Mais  deux spiritualités  proches


Depuis plusieurs années, les Sœurs Augustines, voyant leurs vocations diminuer en France mais croître à Madagascar , ont réfléchi à leur avenir afin de pouvoir persévérer dans leur mission. Ayant le souci d’assurer à la jeune communauté de Madagascar la formation et la consolidation nécessaire qu’elles n’étaient plus en mesure d’assumer, elles ont souhaité se réunir à une congrégation plus nombreuse mais proche d’elles par sa spiritualité.

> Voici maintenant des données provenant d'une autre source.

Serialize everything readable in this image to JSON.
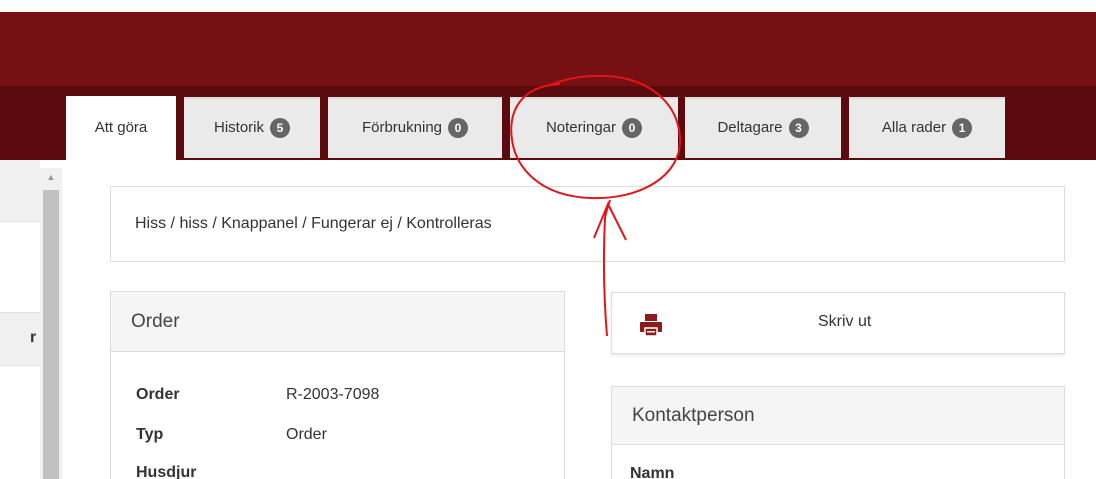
{
  "tabs": [
    {
      "label": "Att göra",
      "badge": null,
      "active": true
    },
    {
      "label": "Historik",
      "badge": "5"
    },
    {
      "label": "Förbrukning",
      "badge": "0"
    },
    {
      "label": "Noteringar",
      "badge": "0"
    },
    {
      "label": "Deltagare",
      "badge": "3"
    },
    {
      "label": "Alla rader",
      "badge": "1"
    }
  ],
  "left_panel": {
    "partial_text": "r"
  },
  "breadcrumb": "Hiss / hiss / Knappanel / Fungerar ej / Kontrolleras",
  "order_panel": {
    "title": "Order",
    "rows": [
      {
        "label": "Order",
        "value": "R-2003-7098"
      },
      {
        "label": "Typ",
        "value": "Order"
      },
      {
        "label": "Husdjur",
        "value": ""
      }
    ]
  },
  "print_button": {
    "label": "Skriv ut",
    "icon": "printer-icon"
  },
  "contact_panel": {
    "title": "Kontaktperson",
    "name_label": "Namn"
  },
  "colors": {
    "header": "#761013",
    "tabstrip": "#5b0b0e",
    "badge": "#666666",
    "annotation": "#e0161b",
    "print_icon": "#8a1a1d"
  }
}
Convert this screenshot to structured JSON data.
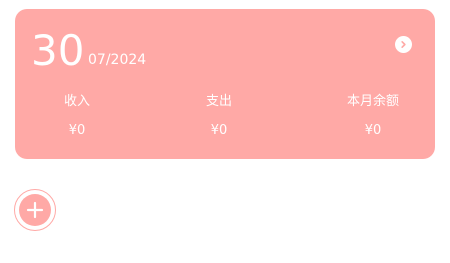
{
  "summary": {
    "day": "30",
    "month_year": "07/2024",
    "income_label": "收入",
    "income_value": "¥0",
    "expense_label": "支出",
    "expense_value": "¥0",
    "balance_label": "本月余额",
    "balance_value": "¥0",
    "next_icon": "chevron-right-icon"
  },
  "actions": {
    "add_icon": "plus-icon"
  },
  "colors": {
    "accent": "#ffa9a6",
    "text_on_accent": "#ffffff"
  }
}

Car, comme le soulignent Sœur Danièle et Sœur Elisabeth, les deux congrégations ont en commun une spiritualité axée sur une vie communautaire très forte et très soudée. Leur témoignage, leur prière se vit ensemble.

Liberté de choix

Contrairement à ce qui advient souvent lors de la fusion de deux sociétés, chaque sœur augustine garde sa liberté de choix et peut refuser la fusion proposée.

Ce choix personnel et communautaire  va se traduire au cours de la messe du 1er octobre par des gestes significatifs : réception de la Règle, renouvellement des vœux, geste d’obédience envers la Supérieure générale de la congrégation de l’Assomption, Sœur Martine Papsola.

« Il est bien de s’ouvrir à plus large » nous dit Sœur Danièle.